Several thoughts here...
First, I tend to agree with where Earle is going, wondering if computing in general, and IT security in particular, have gotten so advanced that you really need formal training. Sure, there will always be the savants who don't need it, but I'd hate to build an ITS function on only those guys.
Kind of like the advances in automotive technology -- years ago, shade tree mechanics could work a day job, and race on weekends. No more...the engines are just so complex, complete with software and electronic interfaces that the shade tree guys could never imagine.
Regarding Equifax's CISO: I promise you, the person responsible for installing the patch isn't within three organizational layers of the C-suite. Equifax wasn't breached because the CISO lacked technical expertise. It was breached because she didn't develop and enforce a culture that treated ITS as the single most important aspect of the business.
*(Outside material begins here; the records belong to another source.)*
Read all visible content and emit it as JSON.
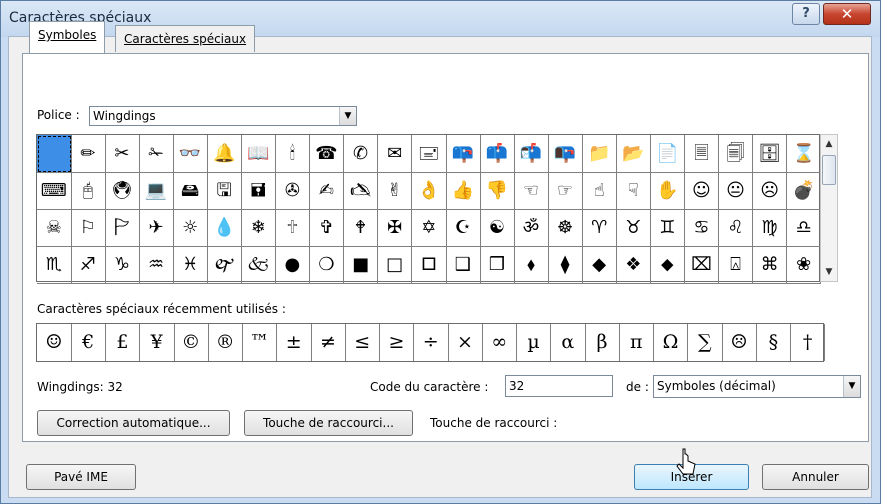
{
  "window": {
    "title": "Caractères spéciaux",
    "help_glyph": "?",
    "close_glyph": "✕"
  },
  "tabs": [
    {
      "label": "Symboles",
      "active": true
    },
    {
      "label": "Caractères spéciaux",
      "active": false
    }
  ],
  "font": {
    "label": "Police :",
    "value": "Wingdings"
  },
  "symbols": [
    [
      "",
      "✏",
      "✂",
      "✁",
      "👓",
      "🔔",
      "📖",
      "🕯",
      "☎",
      "✆",
      "✉",
      "🖃",
      "📪",
      "📫",
      "📬",
      "📭",
      "📁",
      "📂",
      "📄",
      "🗏",
      "🗐",
      "🗄",
      "⌛"
    ],
    [
      "⌨",
      "🖰",
      "🖲",
      "💻",
      "🖴",
      "🖫",
      "🖬",
      "✇",
      "✍",
      "🖎",
      "✌",
      "👌",
      "👍",
      "👎",
      "☜",
      "☞",
      "☝",
      "☟",
      "✋",
      "☺",
      "😐",
      "☹",
      "💣"
    ],
    [
      "☠",
      "⚐",
      "🏱",
      "✈",
      "☼",
      "💧",
      "❄",
      "🕆",
      "✞",
      "🕈",
      "✠",
      "✡",
      "☪",
      "☯",
      "ॐ",
      "☸",
      "♈",
      "♉",
      "♊",
      "♋",
      "♌",
      "♍",
      "♎"
    ],
    [
      "♏",
      "♐",
      "♑",
      "♒",
      "♓",
      "🙰",
      "🙵",
      "●",
      "❍",
      "■",
      "□",
      "🞐",
      "❑",
      "❒",
      "⬧",
      "⧫",
      "◆",
      "❖",
      "⬥",
      "⌧",
      "⍓",
      "⌘",
      "❀"
    ]
  ],
  "recent": {
    "label": "Caractères spéciaux récemment utilisés :",
    "chars": [
      "☺",
      "€",
      "£",
      "¥",
      "©",
      "®",
      "™",
      "±",
      "≠",
      "≤",
      "≥",
      "÷",
      "×",
      "∞",
      "µ",
      "α",
      "β",
      "π",
      "Ω",
      "∑",
      "☹",
      "§",
      "†"
    ]
  },
  "info": {
    "char_name": "Wingdings: 32"
  },
  "code": {
    "label": "Code du caractère :",
    "value": "32"
  },
  "from": {
    "label": "de :",
    "value": "Symboles (décimal)"
  },
  "buttons": {
    "autocorrect": "Correction automatique...",
    "shortcut_key": "Touche de raccourci...",
    "shortcut_label": "Touche de raccourci :",
    "ime": "Pavé IME",
    "insert": "Insérer",
    "cancel": "Annuler"
  },
  "colors": {
    "selected_cell": "#3d8ee6",
    "title_bar": "#c2d7ef",
    "close_button": "#c8462f"
  }
}
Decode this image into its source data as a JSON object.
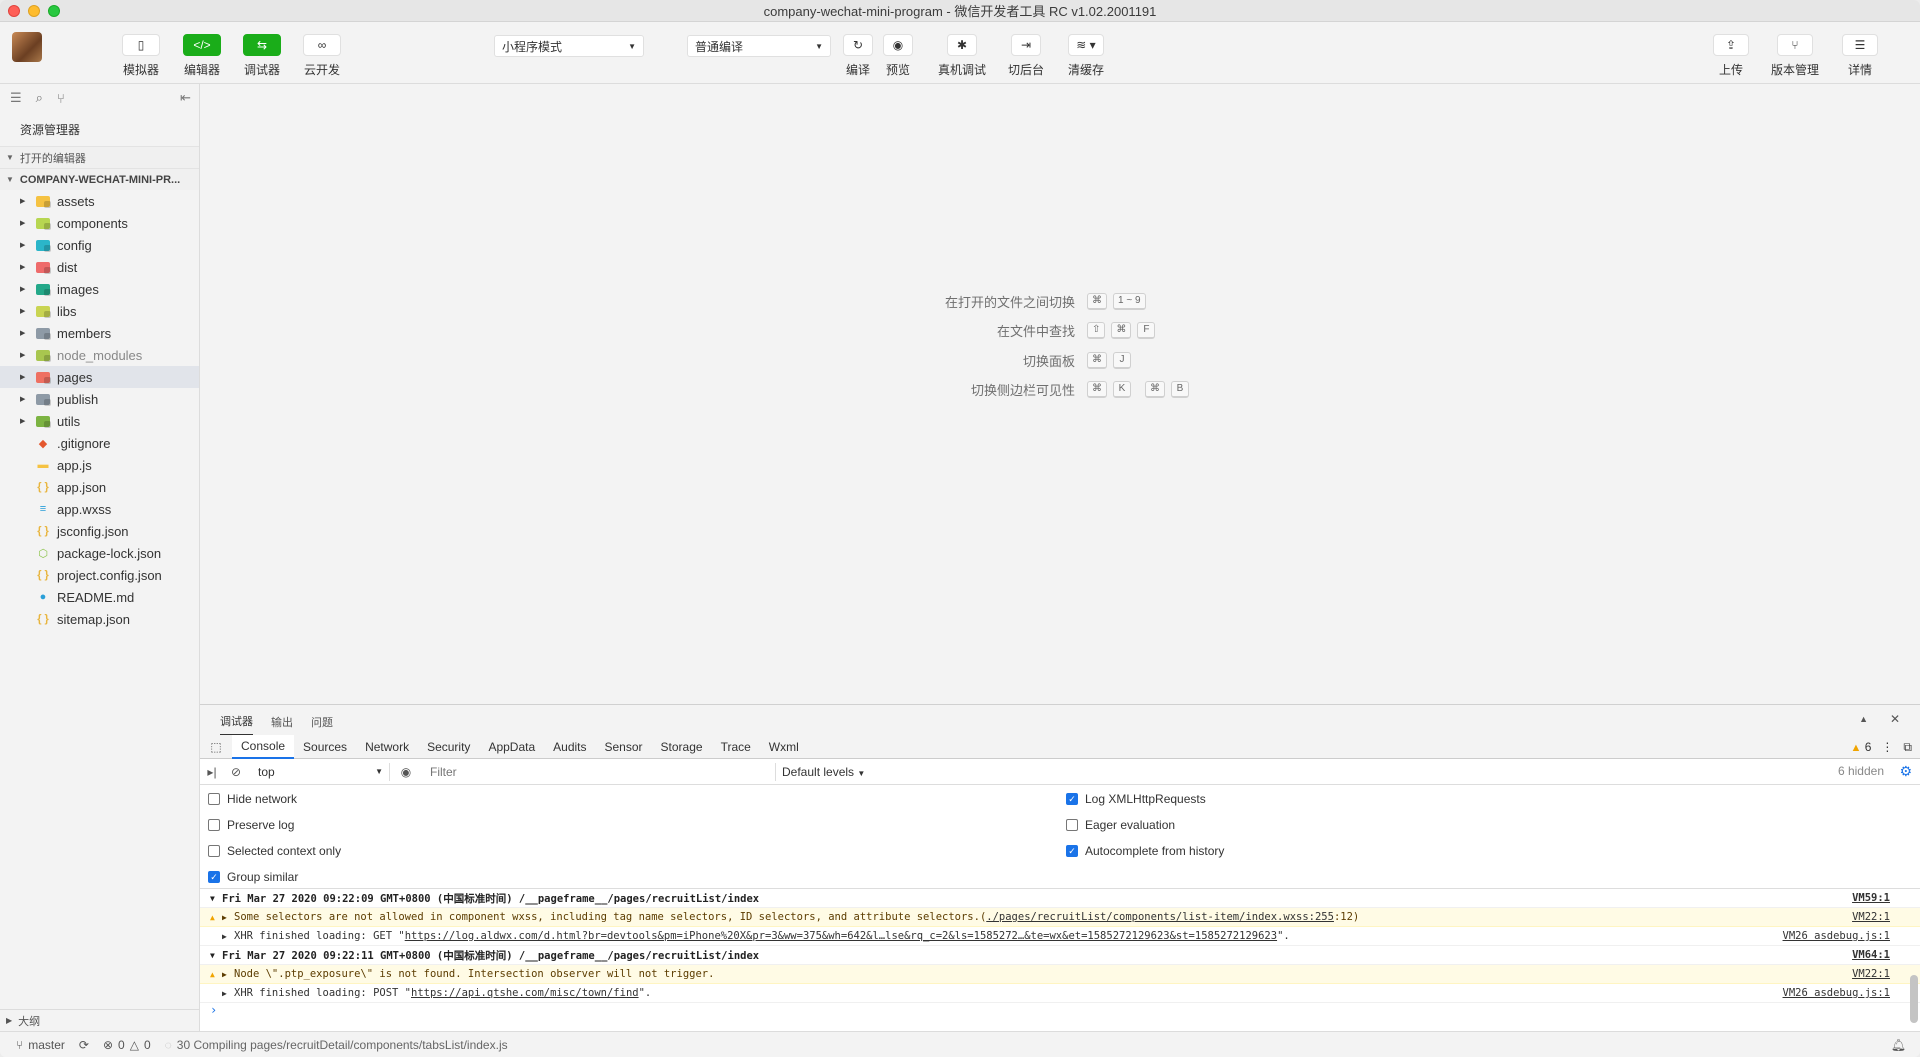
{
  "window": {
    "title": "company-wechat-mini-program - 微信开发者工具 RC v1.02.2001191"
  },
  "toolbar": {
    "simulator": "模拟器",
    "editor": "编辑器",
    "debugger": "调试器",
    "cloud": "云开发",
    "mode_select": "小程序模式",
    "compile_select": "普通编译",
    "compile": "编译",
    "preview": "预览",
    "remote_debug": "真机调试",
    "background": "切后台",
    "clear_cache": "清缓存",
    "upload": "上传",
    "version": "版本管理",
    "details": "详情"
  },
  "sidebar": {
    "header": "资源管理器",
    "open_editors": "打开的编辑器",
    "project": "COMPANY-WECHAT-MINI-PR...",
    "outline": "大纲",
    "items": [
      {
        "name": "assets",
        "type": "folder",
        "color": "#f5c242"
      },
      {
        "name": "components",
        "type": "folder",
        "color": "#b7d651"
      },
      {
        "name": "config",
        "type": "folder",
        "color": "#2bb5c9"
      },
      {
        "name": "dist",
        "type": "folder",
        "color": "#ee6b6b"
      },
      {
        "name": "images",
        "type": "folder",
        "color": "#24a889"
      },
      {
        "name": "libs",
        "type": "folder",
        "color": "#c9d452"
      },
      {
        "name": "members",
        "type": "folder",
        "color": "#8e9aa6"
      },
      {
        "name": "node_modules",
        "type": "folder",
        "color": "#a8c64f"
      },
      {
        "name": "pages",
        "type": "folder",
        "color": "#ee7062"
      },
      {
        "name": "publish",
        "type": "folder",
        "color": "#8e9aa6"
      },
      {
        "name": "utils",
        "type": "folder",
        "color": "#7cb342"
      },
      {
        "name": ".gitignore",
        "type": "file",
        "icon": "◆",
        "color": "#e4572e"
      },
      {
        "name": "app.js",
        "type": "file",
        "icon": "▬",
        "color": "#f5c242"
      },
      {
        "name": "app.json",
        "type": "file",
        "icon": "{ }",
        "color": "#e8b53f"
      },
      {
        "name": "app.wxss",
        "type": "file",
        "icon": "≡",
        "color": "#2a9fd8"
      },
      {
        "name": "jsconfig.json",
        "type": "file",
        "icon": "{ }",
        "color": "#e8b53f"
      },
      {
        "name": "package-lock.json",
        "type": "file",
        "icon": "⬡",
        "color": "#8bc34a"
      },
      {
        "name": "project.config.json",
        "type": "file",
        "icon": "{ }",
        "color": "#e8b53f"
      },
      {
        "name": "README.md",
        "type": "file",
        "icon": "●",
        "color": "#2a9fd8"
      },
      {
        "name": "sitemap.json",
        "type": "file",
        "icon": "{ }",
        "color": "#e8b53f"
      }
    ]
  },
  "editor_hints": [
    {
      "text": "在打开的文件之间切换",
      "keys": [
        "⌘",
        "1 ~ 9"
      ]
    },
    {
      "text": "在文件中查找",
      "keys": [
        "⇧",
        "⌘",
        "F"
      ]
    },
    {
      "text": "切换面板",
      "keys": [
        "⌘",
        "J"
      ]
    },
    {
      "text": "切换侧边栏可见性",
      "keys": [
        "⌘",
        "K",
        "⌘",
        "B"
      ]
    }
  ],
  "devtools": {
    "top_tabs": [
      "调试器",
      "输出",
      "问题"
    ],
    "tabs": [
      "Console",
      "Sources",
      "Network",
      "Security",
      "AppData",
      "Audits",
      "Sensor",
      "Storage",
      "Trace",
      "Wxml"
    ],
    "warning_count": "6",
    "context": "top",
    "filter_placeholder": "Filter",
    "levels": "Default levels",
    "hidden": "6 hidden",
    "settings_left": [
      {
        "label": "Hide network",
        "checked": false
      },
      {
        "label": "Preserve log",
        "checked": false
      },
      {
        "label": "Selected context only",
        "checked": false
      },
      {
        "label": "Group similar",
        "checked": true
      }
    ],
    "settings_right": [
      {
        "label": "Log XMLHttpRequests",
        "checked": true
      },
      {
        "label": "Eager evaluation",
        "checked": false
      },
      {
        "label": "Autocomplete from history",
        "checked": true
      }
    ],
    "logs": {
      "g1": "Fri Mar 27 2020 09:22:09 GMT+0800 (中国标准时间) /__pageframe__/pages/recruitList/index",
      "g1_src": "VM59:1",
      "w1_pre": "Some selectors are not allowed in component wxss, including tag name selectors, ID selectors, and attribute selectors.(",
      "w1_link": "./pages/recruitList/components/list-item/index.wxss:255",
      "w1_post": ":12)",
      "w1_src": "VM22:1",
      "x1_pre": "XHR finished loading: GET \"",
      "x1_link": "https://log.aldwx.com/d.html?br=devtools&pm=iPhone%20X&pr=3&ww=375&wh=642&l…lse&rq_c=2&ls=1585272…&te=wx&et=1585272129623&st=1585272129623",
      "x1_post": "\".",
      "x1_src": "VM26 asdebug.js:1",
      "g2": "Fri Mar 27 2020 09:22:11 GMT+0800 (中国标准时间) /__pageframe__/pages/recruitList/index",
      "g2_src": "VM64:1",
      "w2": "Node \\\".ptp_exposure\\\" is not found. Intersection observer will not trigger.",
      "w2_src": "VM22:1",
      "x2_pre": "XHR finished loading: POST \"",
      "x2_link": "https://api.qtshe.com/misc/town/find",
      "x2_post": "\".",
      "x2_src": "VM26 asdebug.js:1"
    }
  },
  "statusbar": {
    "branch": "master",
    "errors": "0",
    "warnings": "0",
    "task": "30 Compiling pages/recruitDetail/components/tabsList/index.js"
  }
}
The instant a gap was identified, and a solution coded and tested, it should have been installed...no matter how many people might have to work how many hours straight. She didn't have that sort of culture (which, as the CISO, is far more her job than technical expertise), somebody down the line got complacent, as a result they got dope-slapped, and a whole bunch of people got hurt. The CISO lost a seven-figure job, and will wear that scarlet letter the rest of her life.
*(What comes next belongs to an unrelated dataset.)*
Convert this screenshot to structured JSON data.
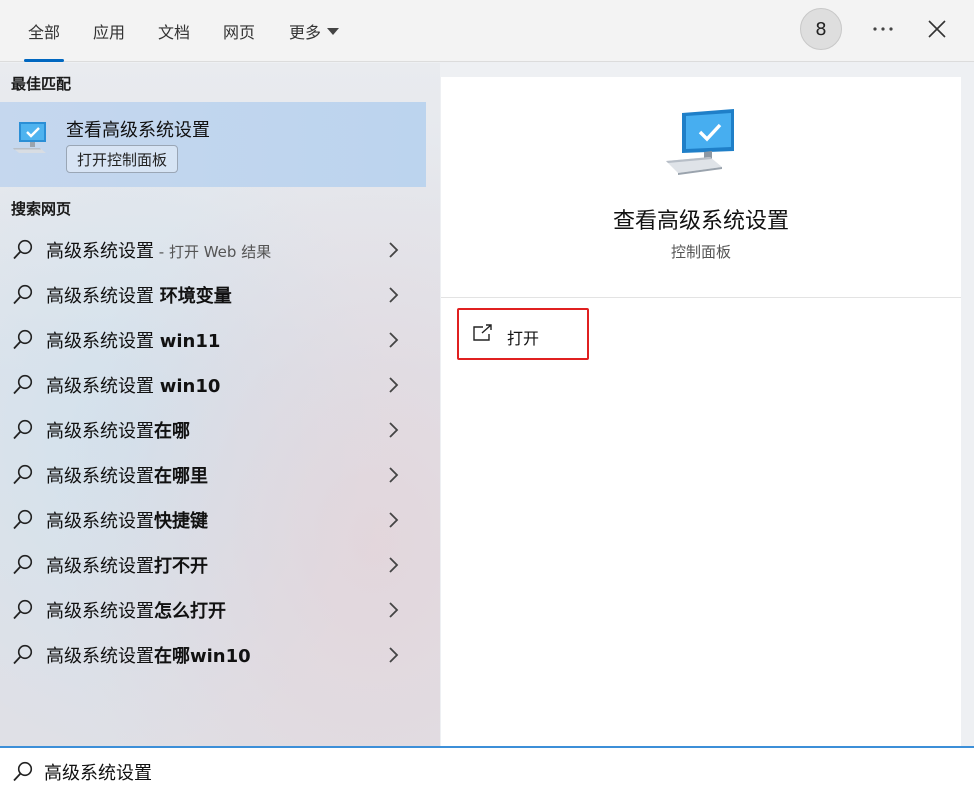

Finally, freezing credit might not be for everybody, even if it's free.
A number of years ago, Mrs. Basket Case and I had an identity theft scare. Long story short, nothing bad actually happened, but we were badly shaken. So we put a hard freeze on our credit reports at all three agencies. In the 10+/- years since, we've applied for credit of any description only a very few times. So the cost and hassle of unfreezing, monitoring when the desired report was pulled, and slamming the freeze back at the first possible instant, was easily justified by the peace of mind.
But credit reports get pulled for reasons you might not think of as applying for credit: switching insurance carriers, switching phone carriers, and a number of other things most of us don't think of as related to credit cards or loans.
So even if it's free, if you're in the stage of life where you're out buying a lot of tangible and intangible stuff, it could be a real pain to take that level of responsibility for your credit information.
Even if you do that, the agencies still have to have the passwords by which you impose and lift freezes. So that information lives somewhere in the bowels of the credit agencies' information systems, and if it gets breached, you're still screwed.
There are just no guarantees, no matter how conscientious you are.